Do you think “marriage” is like this? SSM has certainly led to the term “traditional marriage” , apparently to refer to what it meant for most of human history - and what Jeebus intended - a union between a cis man who at least pretends to be straight and cis a woman who at least pretends to be straight. Other than among bigots who use “traditional marriage” as a code word like “family values”, do you think most people persist with this distinct concept for marriage?

It turns out that “gender” is something much more complex and diverse than most of us realized even a few years ago. And sure, finding appropriate terminology is sometimes difficult and confusing. None of us here have all the answers, and I have no doubt that the most radical leading edge of trans rights activism has some silly ideas about sensible terminology.
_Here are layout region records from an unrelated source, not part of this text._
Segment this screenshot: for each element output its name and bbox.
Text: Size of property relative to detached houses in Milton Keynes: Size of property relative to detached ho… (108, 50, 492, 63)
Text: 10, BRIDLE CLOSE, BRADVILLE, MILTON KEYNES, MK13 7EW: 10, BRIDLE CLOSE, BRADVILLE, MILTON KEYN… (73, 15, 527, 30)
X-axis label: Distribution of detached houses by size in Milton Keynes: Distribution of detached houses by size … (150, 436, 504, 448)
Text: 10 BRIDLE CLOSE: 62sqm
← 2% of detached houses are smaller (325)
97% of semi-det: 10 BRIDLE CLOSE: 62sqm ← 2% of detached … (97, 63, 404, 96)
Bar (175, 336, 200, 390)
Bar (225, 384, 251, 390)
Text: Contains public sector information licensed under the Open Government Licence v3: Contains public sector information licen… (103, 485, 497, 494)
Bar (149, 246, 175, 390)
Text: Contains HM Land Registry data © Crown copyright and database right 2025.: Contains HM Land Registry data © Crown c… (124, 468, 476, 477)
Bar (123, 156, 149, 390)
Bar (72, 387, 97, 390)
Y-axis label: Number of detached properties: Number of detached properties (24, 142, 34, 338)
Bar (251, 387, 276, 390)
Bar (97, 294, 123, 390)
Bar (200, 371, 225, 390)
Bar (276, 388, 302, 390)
But the fact that the reality of gender is complex is no reason to go back to an era when we were simply ignorant and persecuted diversity, just because our grandparents’ simplistic model of gender was easier to grasp.

If gender and sex weren’t being used interchangeably even in contexts where their separation is important, “females” and “males” would be our go-to terms. But we cannot even agree on who gets to be “female” and “male” anymore. How can folks not see this as a problem? “Male” is a great way of describing people with a male anatomy and physiology. “Cismen, transwomen, and some nonbinary people” is sufficiently woke, but it doesn’t communicate effectively. It spares feelings, but it doesn’t communicate why those individuals are being grouped together in the first place.

And how petty does she come across as…

The appropriate term would be “biologically male”, or (depending on context) “assigned male at birth”.

Your use of “male” without qualification or context is not “great” because it obviously implies that people without male anatomy are not men.

I hadn’t really thought about it. This is really a hijack, but when SSM was being debated in the US I read some arguments for and against (and unlike on this subject I found all the arguments against unconvincing). One of the things I read was an article attempting to explain why some conservatives/religious people were so against it. According to this essay, most liberals see marriage as an equal partnership, with both partners having the same role. So for them (us) extending marriage to gay people doesn’t change the concept of marriage itself. Whereas for lots of conservatives, marriage is a union of two complementary parts, and in that paradigm gay marriage doesn’t make sense, so for them it would mean redefining the term. So perhaps for those people it does work the way I said. They needed a term for their old idea of marriage, and invented one. Or maybe they’re just bigots. I don’t know, this is the first time I ever heard the phrase as meaning ‘non-gay marriage’.

Re gender, I’m not saying it’s invalid because it’s complex, I’m saying it’s actually very simple, and if your paradigm is making it complex, that’s a problem with your paradigm.